JHP AndrewDouglass 37 months ago
yer right - us lefties (Like Lincoln and Eisenhower are vermin)

remember Eisenhower said "beware of the great military machine"

CHECKMATE! go back to newsmax
Pacificsun dangler1907 37 months ago
You're a doctor patching up casualties. When did they ever say, hey we don't have enough. Maybe our side isn't trying hard enough.

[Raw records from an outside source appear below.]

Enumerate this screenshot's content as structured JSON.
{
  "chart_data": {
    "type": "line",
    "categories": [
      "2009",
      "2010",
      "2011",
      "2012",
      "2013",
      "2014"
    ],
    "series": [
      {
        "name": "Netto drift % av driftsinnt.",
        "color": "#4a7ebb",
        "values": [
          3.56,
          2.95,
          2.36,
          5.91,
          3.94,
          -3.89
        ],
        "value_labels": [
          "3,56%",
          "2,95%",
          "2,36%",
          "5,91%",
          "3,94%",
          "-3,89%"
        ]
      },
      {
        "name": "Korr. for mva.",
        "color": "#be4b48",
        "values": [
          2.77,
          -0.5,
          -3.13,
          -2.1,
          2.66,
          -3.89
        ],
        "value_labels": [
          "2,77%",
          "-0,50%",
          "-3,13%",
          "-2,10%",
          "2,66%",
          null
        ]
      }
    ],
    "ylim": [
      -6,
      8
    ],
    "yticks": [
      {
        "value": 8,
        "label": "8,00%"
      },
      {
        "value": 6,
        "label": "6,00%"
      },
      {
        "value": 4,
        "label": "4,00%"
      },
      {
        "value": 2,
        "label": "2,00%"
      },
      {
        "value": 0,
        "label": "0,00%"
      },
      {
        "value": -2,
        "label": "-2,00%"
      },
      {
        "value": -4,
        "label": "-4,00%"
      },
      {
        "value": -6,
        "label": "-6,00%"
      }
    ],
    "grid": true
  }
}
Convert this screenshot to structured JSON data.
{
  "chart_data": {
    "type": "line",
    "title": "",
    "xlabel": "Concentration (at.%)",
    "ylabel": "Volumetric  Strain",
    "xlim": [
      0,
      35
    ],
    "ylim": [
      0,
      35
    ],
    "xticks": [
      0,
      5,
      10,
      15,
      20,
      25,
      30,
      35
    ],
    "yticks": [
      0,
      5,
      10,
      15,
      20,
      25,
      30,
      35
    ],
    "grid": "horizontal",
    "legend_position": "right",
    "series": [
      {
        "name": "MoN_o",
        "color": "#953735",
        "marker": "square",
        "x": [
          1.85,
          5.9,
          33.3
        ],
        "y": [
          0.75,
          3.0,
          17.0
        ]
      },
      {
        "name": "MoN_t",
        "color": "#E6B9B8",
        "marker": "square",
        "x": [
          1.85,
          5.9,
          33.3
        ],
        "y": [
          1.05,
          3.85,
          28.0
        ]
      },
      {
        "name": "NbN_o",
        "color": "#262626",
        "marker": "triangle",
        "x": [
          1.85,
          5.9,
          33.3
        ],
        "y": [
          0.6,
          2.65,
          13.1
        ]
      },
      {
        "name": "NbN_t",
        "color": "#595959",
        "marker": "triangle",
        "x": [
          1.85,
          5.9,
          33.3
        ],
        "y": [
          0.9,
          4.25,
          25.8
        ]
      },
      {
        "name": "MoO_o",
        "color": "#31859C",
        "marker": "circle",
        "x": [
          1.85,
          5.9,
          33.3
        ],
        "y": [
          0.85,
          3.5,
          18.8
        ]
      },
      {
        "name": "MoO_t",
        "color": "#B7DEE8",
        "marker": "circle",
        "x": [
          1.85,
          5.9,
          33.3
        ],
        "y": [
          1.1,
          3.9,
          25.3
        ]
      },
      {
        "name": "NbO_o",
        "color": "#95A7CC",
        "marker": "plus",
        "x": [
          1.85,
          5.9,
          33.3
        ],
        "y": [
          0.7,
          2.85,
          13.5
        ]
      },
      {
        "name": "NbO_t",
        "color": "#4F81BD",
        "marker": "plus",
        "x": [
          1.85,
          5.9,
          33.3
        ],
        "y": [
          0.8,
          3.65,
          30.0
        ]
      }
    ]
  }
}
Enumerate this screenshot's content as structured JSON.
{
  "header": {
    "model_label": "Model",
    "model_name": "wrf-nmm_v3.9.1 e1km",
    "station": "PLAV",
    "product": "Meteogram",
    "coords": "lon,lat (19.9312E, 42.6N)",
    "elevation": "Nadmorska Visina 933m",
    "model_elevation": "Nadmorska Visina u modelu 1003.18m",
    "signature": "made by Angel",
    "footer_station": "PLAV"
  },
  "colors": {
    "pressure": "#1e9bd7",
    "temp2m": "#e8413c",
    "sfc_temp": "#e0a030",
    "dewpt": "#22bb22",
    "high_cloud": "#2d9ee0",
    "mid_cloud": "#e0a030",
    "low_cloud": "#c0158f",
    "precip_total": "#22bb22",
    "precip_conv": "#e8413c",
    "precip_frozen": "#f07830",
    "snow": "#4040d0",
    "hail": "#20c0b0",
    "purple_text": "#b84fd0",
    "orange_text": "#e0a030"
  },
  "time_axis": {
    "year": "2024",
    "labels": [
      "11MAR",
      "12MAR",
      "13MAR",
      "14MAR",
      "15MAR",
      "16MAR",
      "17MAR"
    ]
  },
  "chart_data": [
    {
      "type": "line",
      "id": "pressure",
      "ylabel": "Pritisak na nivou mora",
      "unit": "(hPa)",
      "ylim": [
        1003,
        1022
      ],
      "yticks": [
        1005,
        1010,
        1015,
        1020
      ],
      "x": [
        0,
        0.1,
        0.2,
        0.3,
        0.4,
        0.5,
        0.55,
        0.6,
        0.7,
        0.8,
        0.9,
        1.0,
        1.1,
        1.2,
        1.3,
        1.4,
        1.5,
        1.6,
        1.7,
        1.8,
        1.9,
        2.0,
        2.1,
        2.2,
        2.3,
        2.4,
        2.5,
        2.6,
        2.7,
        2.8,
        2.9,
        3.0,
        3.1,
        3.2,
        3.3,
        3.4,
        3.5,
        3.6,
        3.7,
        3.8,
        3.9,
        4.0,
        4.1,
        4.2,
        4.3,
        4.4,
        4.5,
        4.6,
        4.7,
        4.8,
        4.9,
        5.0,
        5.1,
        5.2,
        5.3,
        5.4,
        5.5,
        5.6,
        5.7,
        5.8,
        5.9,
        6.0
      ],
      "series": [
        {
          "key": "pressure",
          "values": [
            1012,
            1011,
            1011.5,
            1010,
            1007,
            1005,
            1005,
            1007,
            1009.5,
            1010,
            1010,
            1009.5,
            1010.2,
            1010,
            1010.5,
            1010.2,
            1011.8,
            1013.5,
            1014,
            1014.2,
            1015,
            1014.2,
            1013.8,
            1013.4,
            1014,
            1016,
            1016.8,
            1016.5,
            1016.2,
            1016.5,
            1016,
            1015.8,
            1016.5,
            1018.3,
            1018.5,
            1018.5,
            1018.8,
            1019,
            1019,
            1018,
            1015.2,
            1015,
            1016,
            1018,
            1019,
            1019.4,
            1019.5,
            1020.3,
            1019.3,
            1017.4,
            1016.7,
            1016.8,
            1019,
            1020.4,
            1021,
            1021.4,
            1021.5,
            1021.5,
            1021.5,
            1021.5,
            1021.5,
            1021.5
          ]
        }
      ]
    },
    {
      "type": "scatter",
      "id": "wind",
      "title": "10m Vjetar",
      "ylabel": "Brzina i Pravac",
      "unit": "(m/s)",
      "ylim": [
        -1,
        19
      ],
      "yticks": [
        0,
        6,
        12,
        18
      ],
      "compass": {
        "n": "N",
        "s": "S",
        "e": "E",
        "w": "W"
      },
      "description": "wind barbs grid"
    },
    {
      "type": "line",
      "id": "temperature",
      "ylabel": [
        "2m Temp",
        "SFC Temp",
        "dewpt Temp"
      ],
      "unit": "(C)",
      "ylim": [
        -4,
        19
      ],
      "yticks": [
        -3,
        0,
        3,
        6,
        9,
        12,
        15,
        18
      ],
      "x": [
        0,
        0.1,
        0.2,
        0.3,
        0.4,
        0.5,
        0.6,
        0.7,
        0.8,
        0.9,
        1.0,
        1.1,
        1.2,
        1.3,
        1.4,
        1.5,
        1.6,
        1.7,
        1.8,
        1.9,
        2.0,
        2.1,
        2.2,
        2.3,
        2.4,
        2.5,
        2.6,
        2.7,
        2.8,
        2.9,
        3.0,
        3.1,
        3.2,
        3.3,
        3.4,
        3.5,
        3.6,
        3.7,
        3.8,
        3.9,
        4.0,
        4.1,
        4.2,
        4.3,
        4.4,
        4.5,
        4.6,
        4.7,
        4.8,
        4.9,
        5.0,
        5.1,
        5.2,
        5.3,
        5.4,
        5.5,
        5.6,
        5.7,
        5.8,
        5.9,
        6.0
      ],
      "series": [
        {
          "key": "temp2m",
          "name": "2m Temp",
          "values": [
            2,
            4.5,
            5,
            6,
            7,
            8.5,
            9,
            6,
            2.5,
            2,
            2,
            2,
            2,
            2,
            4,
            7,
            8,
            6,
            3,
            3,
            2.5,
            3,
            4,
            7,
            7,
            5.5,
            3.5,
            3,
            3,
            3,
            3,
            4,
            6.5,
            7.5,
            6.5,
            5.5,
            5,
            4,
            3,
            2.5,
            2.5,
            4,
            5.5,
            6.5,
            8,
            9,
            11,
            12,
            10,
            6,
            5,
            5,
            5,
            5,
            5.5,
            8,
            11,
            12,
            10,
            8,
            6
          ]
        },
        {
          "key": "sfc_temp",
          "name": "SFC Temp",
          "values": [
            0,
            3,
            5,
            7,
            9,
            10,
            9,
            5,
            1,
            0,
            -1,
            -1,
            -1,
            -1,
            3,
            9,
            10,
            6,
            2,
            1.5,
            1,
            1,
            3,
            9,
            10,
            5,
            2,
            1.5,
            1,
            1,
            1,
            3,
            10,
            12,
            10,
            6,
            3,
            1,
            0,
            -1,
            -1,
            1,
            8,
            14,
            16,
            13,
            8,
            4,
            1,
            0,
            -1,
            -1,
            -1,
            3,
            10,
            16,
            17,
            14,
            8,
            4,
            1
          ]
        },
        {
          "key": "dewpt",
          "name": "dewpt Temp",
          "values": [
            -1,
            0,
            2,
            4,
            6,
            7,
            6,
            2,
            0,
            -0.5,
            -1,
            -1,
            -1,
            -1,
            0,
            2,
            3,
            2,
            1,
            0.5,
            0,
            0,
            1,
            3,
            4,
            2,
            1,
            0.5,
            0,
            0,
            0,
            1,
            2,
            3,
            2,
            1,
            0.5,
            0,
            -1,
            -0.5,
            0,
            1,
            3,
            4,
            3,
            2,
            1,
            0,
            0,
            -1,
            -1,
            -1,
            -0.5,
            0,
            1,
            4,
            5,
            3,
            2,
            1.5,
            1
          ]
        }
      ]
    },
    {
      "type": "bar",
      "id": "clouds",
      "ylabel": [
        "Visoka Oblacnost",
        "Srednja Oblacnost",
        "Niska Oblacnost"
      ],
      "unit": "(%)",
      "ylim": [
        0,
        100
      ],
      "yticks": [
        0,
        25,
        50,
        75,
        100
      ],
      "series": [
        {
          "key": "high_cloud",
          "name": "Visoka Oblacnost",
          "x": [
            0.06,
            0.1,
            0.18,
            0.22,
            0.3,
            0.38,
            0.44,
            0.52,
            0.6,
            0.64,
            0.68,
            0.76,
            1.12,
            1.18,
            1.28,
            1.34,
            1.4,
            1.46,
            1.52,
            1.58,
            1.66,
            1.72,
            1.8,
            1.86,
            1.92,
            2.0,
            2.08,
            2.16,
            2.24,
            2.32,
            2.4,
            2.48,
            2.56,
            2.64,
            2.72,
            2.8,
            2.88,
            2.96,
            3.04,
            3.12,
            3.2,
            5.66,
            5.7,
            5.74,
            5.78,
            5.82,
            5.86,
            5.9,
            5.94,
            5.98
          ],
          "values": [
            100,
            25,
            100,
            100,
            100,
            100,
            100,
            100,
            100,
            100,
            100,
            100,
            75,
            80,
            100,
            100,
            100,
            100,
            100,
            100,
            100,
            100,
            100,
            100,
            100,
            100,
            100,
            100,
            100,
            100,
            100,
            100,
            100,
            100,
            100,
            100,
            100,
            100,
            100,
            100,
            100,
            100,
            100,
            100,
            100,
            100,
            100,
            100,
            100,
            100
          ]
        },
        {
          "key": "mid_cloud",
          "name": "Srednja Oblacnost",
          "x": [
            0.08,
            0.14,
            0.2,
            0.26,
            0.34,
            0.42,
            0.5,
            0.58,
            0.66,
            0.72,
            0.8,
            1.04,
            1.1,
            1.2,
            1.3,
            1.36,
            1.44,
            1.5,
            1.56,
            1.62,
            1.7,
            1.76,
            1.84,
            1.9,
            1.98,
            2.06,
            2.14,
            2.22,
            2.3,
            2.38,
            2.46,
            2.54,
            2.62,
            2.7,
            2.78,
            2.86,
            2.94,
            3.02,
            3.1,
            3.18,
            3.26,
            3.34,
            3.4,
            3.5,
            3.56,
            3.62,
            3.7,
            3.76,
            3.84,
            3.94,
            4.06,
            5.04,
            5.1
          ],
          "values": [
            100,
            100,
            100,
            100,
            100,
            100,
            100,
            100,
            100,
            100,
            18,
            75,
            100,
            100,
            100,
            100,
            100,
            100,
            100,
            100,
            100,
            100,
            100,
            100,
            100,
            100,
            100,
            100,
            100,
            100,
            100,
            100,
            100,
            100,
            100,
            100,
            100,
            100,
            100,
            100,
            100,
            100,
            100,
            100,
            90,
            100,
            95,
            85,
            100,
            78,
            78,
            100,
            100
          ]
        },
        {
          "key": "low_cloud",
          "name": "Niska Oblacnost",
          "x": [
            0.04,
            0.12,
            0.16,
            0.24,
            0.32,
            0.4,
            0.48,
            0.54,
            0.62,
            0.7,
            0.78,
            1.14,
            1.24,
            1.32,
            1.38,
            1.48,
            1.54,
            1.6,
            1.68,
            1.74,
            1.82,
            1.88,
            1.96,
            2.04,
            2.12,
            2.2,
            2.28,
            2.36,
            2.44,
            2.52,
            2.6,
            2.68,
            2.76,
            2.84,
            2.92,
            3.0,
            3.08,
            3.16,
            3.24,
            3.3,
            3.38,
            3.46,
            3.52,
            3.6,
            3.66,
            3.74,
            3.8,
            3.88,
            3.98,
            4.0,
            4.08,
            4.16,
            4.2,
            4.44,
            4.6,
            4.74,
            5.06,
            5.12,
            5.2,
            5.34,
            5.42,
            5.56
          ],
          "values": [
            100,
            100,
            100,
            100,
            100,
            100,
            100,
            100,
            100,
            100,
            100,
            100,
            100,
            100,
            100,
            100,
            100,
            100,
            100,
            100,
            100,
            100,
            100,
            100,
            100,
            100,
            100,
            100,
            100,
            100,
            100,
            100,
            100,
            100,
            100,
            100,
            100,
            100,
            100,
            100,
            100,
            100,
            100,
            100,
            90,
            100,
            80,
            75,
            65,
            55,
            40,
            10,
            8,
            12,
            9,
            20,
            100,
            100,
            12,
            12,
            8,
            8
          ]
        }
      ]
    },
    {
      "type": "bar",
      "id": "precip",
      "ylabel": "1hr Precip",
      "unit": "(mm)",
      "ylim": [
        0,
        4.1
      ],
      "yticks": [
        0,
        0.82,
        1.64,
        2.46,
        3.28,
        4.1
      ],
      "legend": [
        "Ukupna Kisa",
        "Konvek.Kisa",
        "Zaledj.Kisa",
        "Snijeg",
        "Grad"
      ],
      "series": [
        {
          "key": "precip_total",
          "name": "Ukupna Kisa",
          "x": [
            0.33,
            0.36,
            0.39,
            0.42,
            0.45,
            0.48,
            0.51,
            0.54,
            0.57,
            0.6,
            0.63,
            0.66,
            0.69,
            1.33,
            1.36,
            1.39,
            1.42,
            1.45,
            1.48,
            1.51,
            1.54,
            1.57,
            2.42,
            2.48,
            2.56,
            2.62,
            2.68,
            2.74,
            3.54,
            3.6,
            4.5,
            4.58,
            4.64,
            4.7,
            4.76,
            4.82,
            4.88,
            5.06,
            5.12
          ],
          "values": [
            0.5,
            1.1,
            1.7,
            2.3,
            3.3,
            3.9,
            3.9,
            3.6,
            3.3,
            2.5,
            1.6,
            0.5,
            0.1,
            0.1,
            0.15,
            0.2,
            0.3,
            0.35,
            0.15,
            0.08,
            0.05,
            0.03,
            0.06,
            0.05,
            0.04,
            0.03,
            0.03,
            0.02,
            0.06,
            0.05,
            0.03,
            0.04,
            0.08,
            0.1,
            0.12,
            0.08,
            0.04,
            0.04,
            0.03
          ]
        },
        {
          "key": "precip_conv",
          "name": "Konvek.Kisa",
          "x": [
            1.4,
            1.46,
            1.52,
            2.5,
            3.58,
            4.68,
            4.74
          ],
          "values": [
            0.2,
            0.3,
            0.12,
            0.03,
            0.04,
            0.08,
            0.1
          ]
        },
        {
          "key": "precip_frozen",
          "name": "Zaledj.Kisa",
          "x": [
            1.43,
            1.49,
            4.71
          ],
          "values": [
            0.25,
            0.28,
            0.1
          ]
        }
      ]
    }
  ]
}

Are there any conservatives with a brain in their head? Or anything in there to stop them from falling for every Fox and newsmax lie?
CaptainDunsel 37 months ago
"At this point in M*A*S*H’s run, opportunities to watch episodes be filmed were the hottest tickets at 20th Century studios."
M*A*S*H hadn't yet taken off like a bottle rocket in late '72 or early '73 when I managed to get onto - and then thrown off of - the M*A*S*H soundstages at 20th.
KJExpress CaptainDunsel 37 months ago
Hmmmm.....that sounds intriguing. 🤔
CaptainDunsel KJExpress 37 months ago
In 1971 my father was working with Irwin Allen on a project which (literally) never got off the ground - an adaptation of Martin Caidin's novel "Almost Midnight". I got to know Allen's executive assistant, and for years afterward she would occasionally get this high school sophomore gate passes at 20th, where Irwin Allen Productions was housed.
On one such "field trip" a friend of mine an I wandered onto one of the soundstages with the M*A*S*H sets, and watched them do setups. When lunch was over and the cast began to assemble, we got bounced because they were doing closed set shooting. (Probably one of the shower scenes, but that's just a guess.)
During that same studio visit my sister managed to get herself accidentally locked onto the soundstage for "Room 222" at the end of the day, because no one noticed she was there.
KJExpress CaptainDunsel 37 months ago
Wow, what cool experiences. They may not have seemed that way at the time, especially for your sister (yikes!), but from my point of view, being so far away from those sorts of opportunities, they are definitely cool. I wish I had been able to experience something like that. I wouldn't be the least bit interested in doing that now, but to have seen a favorite show being filmed would have been neat.
Pacificsun CaptainDunsel 37 months ago
How fun, and just the right age for having it! It might've been a shower scene (or not). Nobody had to be naked (unless they wanted to be). Easier to close a set for any shooting just to limit one more possibility of a distraction. Certain types of guest stars don't want to be bothered either.
Pacificsun CaptainDunsel 37 months ago
Being in LA itself you couldn't have gotten any luckier! In the day, ours was a convenient alternative, time and budget wise. Plus ours fell over backwards to accommodate the logistics and supported taking over the unused pier buildings turning them into stages. Somebody could take off from school or work anytime during the season to catch the location filming.
CaptainDunsel Pacificsun 37 months ago
I remember taking some time off from school to wander over to Century City and watch them filming "Conquest of the Planet of the Apes".
Robertp 37 months ago
I was late to My own wedding because I was watching MASH. Reflecting back, I should’ve stayed for the finale.
LoveMETV22 37 months ago
Like M*A*S*H. Maybe a few episodes that didn't make 100% sense, but a good show on the whole.
A great group of actors. An Alan fan, as welll as the other actors.
LeeTurner 37 months ago
I love MASH
Happy Thanksgiving everybody
Andybandit 37 months ago
Rosie's bar is a good place for the people to go to get away from the everyday life of the 40077
ERROL Andybandit 37 months ago
We had a "Rosies" bar in Phu Hep '68.
Don't think it was as big as MASH
JHP Andybandit 37 months ago
its called refuge - we need it more nowadays
WordsmithWorks 37 months ago
Didn't really care for this episode. Disliked the Scully character in any episode. Plus, Potter NEVER would have put up with this. Tying Winchester up, the whole surgical staff (doctors and nurses) getting drunk, not reporting when ordered. No way.